Large Transactions in TiDB

In TiDB 4.0, we've extended the transaction system to handle large transactions. Previously, TiDB limited the number of reads and writes in a transaction. In version 4.0 there is a much larger size limit on transactions (10GB). In this blog post I'll describe how we implemented support for large transactions. This post won't explain TiDB's transactions, I'll have a post about that at some point.

Large transactions caused problems for a few reasons: they take up a lot of memory in TiDB, they keep locks on many keys for a long time which blocks other transactions from making progress, and they can exceed their time-to-live (TTL) and be rolled-back even though they are still working.

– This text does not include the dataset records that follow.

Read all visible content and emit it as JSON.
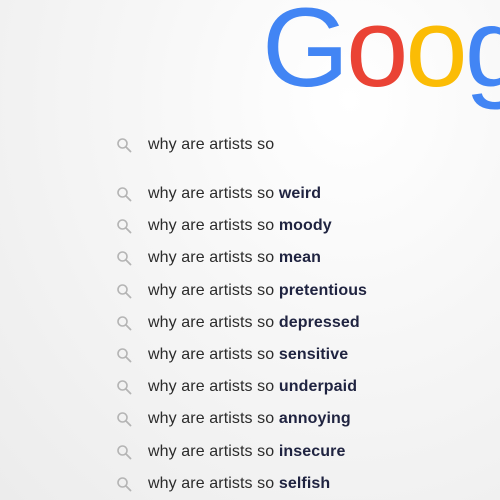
{
  "logo": {
    "letters": [
      {
        "char": "G",
        "color": "#4285F4"
      },
      {
        "char": "o",
        "color": "#EA4335"
      },
      {
        "char": "o",
        "color": "#FBBC05"
      },
      {
        "char": "g",
        "color": "#4285F4"
      }
    ]
  },
  "search": {
    "query": "why are artists so",
    "icon": "search-icon"
  },
  "suggestions": [
    {
      "prefix": "why are artists so ",
      "completion": "weird"
    },
    {
      "prefix": "why are artists so ",
      "completion": "moody"
    },
    {
      "prefix": "why are artists so ",
      "completion": "mean"
    },
    {
      "prefix": "why are artists so ",
      "completion": "pretentious"
    },
    {
      "prefix": "why are artists so ",
      "completion": "depressed"
    },
    {
      "prefix": "why are artists so ",
      "completion": "sensitive"
    },
    {
      "prefix": "why are artists so ",
      "completion": "underpaid"
    },
    {
      "prefix": "why are artists so ",
      "completion": "annoying"
    },
    {
      "prefix": "why are artists so ",
      "completion": "insecure"
    },
    {
      "prefix": "why are artists so ",
      "completion": "selfish"
    }
  ],
  "colors": {
    "icon": "#b4b4b4",
    "text": "#2b2b2b",
    "bold": "#1f2340"
  }
}
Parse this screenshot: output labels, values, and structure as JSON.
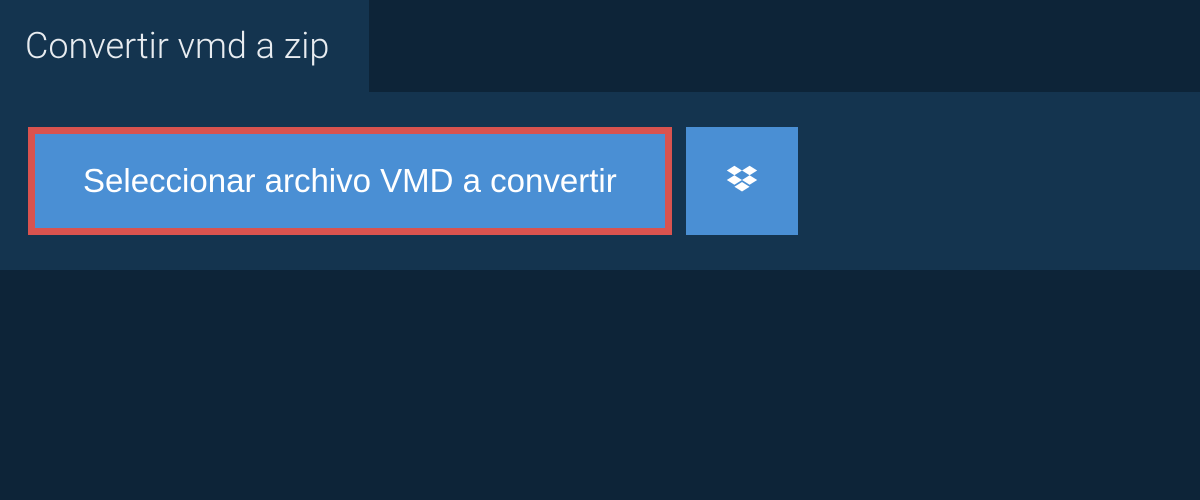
{
  "header": {
    "title": "Convertir vmd a zip"
  },
  "actions": {
    "select_file_label": "Seleccionar archivo VMD a convertir"
  },
  "colors": {
    "background": "#0d2438",
    "panel": "#14344f",
    "button": "#4a8fd4",
    "highlight_border": "#d9534f"
  }
}
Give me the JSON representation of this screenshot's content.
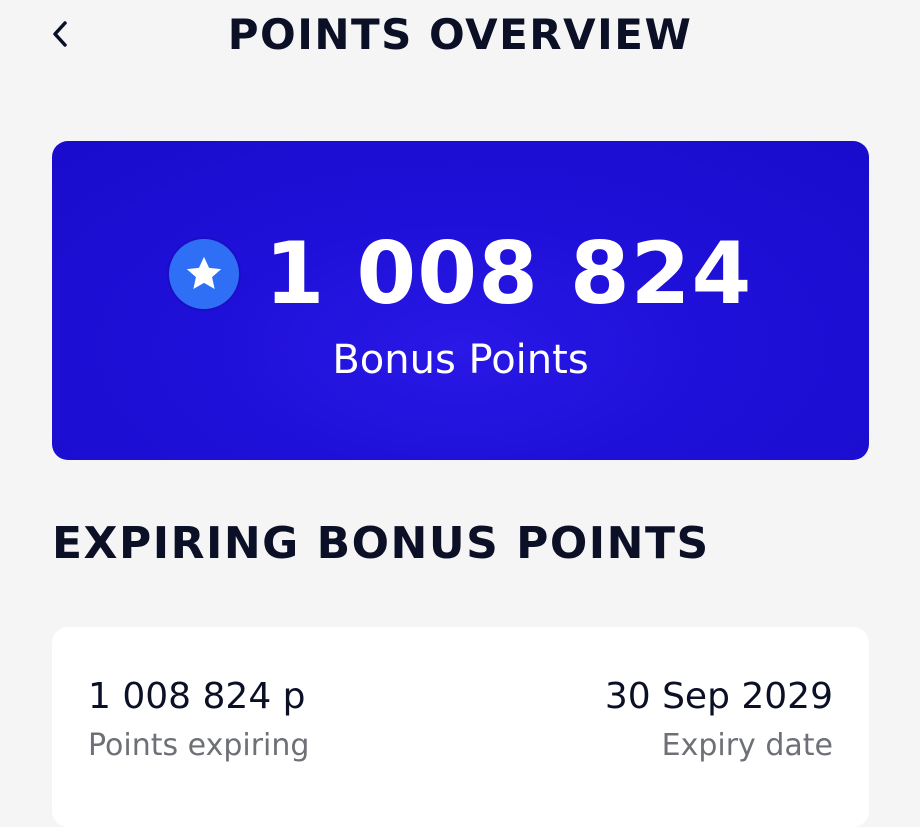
{
  "header": {
    "title": "POINTS OVERVIEW",
    "back_icon": "chevron-left-icon"
  },
  "points_card": {
    "value": "1 008 824",
    "label": "Bonus Points",
    "icon": "star-icon",
    "colors": {
      "card": "#1e10d8",
      "badge": "#2f6ff5"
    }
  },
  "expiring": {
    "heading": "EXPIRING BONUS POINTS",
    "points_value": "1 008 824 p",
    "points_label": "Points expiring",
    "date_value": "30 Sep 2029",
    "date_label": "Expiry date"
  }
}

To deal with the memory issues, we have made changes to our in-memory buffers in TiDB, I don't do much work with TiDB, so I'm afraid I can't go into detail.

Solving the issue with transactions timing out is fairly straightforward: the TTL stored with the primary lock in TiKV (each lock in a transaction has a reference to the primary). TiDB can send a heartbeat message to TiKV to extend the TTL and keep the transaction alive if necessary.

For the problem of blocking other transactions, we must introduce a new concept - the min_commit_ts, which is the minimum time at which the transaction can be committed. We start a transaction with min_commit_ts = start_ts + 1. When a transaction is committed, if the commit_ts is smaller than the min_commit_ts, then an error is triggered and sent to TiDB. TiDB can then retry committing with a later timestamp.

The clever part happens when another transaction (lets call it txn B) is blocked from reading by the large transaction (txn A). In this case, rather than txn B being blocked, it will update the min_commit_ts of txn A's lock, setting it to the start_ts of txn B + 1. (We can't do this for writes, but that is not too bad since we would always expect writes from one transaction to block writes from another). This is a CheckTxnStatus request, but TiKV adds it to its work queue, directly rather than sending it. The min_commit_ts can also be updated by TiDB sending an explicit CheckTxnStatus request.

The addition of min_commit_ts maintains our snapshot isolation property. For an intuition why, imagine that txn B came after txn A was committed. If txn B's start_ts is less than txn A's commit_ts, we would read the old value (i.e., pre-txn A). By adding the min_commit_ts to txn A and keeping it up to date, we are guaranteeing in advance that txn A will not be committed until after txn B's start_ts, i.e., that reading the old value is valid for txn B.